К чаю были любимые карамельки «черная смородина». Они часто были к чаю и без чая, как и бабушка. Девочка бегала вокруг стола, кувыркалась по полу и хихикала. Вниз лицом — коричневый крашеный пол, вверх — бабуля с дворянской осанкой. Вниз — карамельки, разбросанные по полу, вверх — бой часов. И голос бабушки: «Дорогая, поднимись и собери карамельки с пола».

Потом девочка выросла, собрала рюкзак и поехала далеко-далеко от дома, на гору, которая, говорили, и не гора вовсе. Как поехала не знала, но знала потом, что ехала туда всю жизнь, с самого своего рождения. Во время долгого пути уже не веришь, что приближаешься, только говоришь: когда? когда?

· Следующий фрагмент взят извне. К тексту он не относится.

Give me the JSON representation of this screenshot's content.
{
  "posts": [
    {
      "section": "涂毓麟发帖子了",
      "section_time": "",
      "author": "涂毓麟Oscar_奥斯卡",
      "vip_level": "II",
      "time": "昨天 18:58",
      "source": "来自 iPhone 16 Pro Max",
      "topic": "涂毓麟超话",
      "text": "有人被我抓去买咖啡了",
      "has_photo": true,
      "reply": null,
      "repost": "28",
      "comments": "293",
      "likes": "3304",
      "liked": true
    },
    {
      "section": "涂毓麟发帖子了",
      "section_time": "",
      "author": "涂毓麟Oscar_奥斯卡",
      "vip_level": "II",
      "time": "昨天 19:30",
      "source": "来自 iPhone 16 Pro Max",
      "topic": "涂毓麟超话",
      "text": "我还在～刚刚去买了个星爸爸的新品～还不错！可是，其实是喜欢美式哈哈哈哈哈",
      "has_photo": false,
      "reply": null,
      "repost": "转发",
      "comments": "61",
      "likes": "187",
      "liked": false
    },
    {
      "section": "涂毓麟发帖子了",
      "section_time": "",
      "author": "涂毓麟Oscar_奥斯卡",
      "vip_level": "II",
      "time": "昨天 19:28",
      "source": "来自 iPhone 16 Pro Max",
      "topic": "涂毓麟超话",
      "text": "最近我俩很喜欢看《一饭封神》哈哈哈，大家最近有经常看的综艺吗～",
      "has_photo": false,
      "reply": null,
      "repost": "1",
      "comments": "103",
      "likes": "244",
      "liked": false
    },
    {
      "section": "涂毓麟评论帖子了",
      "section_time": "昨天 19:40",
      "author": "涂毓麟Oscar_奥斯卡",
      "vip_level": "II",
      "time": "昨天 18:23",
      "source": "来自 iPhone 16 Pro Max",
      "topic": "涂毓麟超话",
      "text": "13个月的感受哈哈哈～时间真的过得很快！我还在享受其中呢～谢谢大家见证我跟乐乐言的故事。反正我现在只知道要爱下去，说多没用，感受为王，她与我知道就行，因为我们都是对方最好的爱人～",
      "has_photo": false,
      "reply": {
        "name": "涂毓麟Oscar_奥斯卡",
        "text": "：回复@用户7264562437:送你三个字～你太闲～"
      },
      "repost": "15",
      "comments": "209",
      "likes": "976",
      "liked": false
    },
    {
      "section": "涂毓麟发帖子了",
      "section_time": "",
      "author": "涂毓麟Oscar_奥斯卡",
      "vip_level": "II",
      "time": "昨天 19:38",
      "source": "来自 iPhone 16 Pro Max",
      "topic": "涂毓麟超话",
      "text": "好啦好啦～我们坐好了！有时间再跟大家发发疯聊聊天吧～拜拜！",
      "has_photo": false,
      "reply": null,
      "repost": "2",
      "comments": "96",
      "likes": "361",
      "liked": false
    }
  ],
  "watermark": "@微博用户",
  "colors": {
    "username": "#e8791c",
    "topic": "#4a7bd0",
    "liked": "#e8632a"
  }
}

А стало все тогда, когда понимаешь, что все равно не поймешь. Когда озноб, как способ тела познакомиться с местом. Солнце то слева, то справа. Болота кривляются морошкой. Самодостаточные гадюки. Честный ворон с синими глазами. Влажность земли, ответ в каждом листке. Небо, надтреснутое ветками деревьев. Ягодные песни. Немыслимые асаны высохших деревьев. Когда все небо — телевизор. Вуалью черничною накрыта вечность, в глазах тоже вуаль. Щебечущая голосами двух подруг вода. Сидение на голове. Мука и йогурт в масле на огне. Коряги на дороге продолжают расползаться. И видишь кровь камней.

Соль высыпается крестом, здесь все есть крест, рана — крест, черные стволы сосен пересекают закатную линию горизонта, и ты — в центре. За что такое счастье? Поддерживают песней спину, чтобы не упал. Здесь у всего есть своя песня. Здесь думаешь, что ешь морошку с рук. И ветер приходит на зов. Ведьмы открывают тебе. Смеешься отчаянно всю ночь, как лягушка в колодце, не видевшая моря. Думаешь, что лестница в небо должна была быть выше, а она еще выше. Теряешь весла, но получаешь их снова, посылаемые водой-любовью. Узнаешь в ком-то свою сестру. Восьмерка на боку лежит здесь. Живые камни, образующие бесконечность. Три ворона. Ну да, я верю вам, ведь вы честны.

Когда человек стоит на камне, а потом исчезает в никуда, как будто-бы и не было его, ты знаешь, что вам по пути.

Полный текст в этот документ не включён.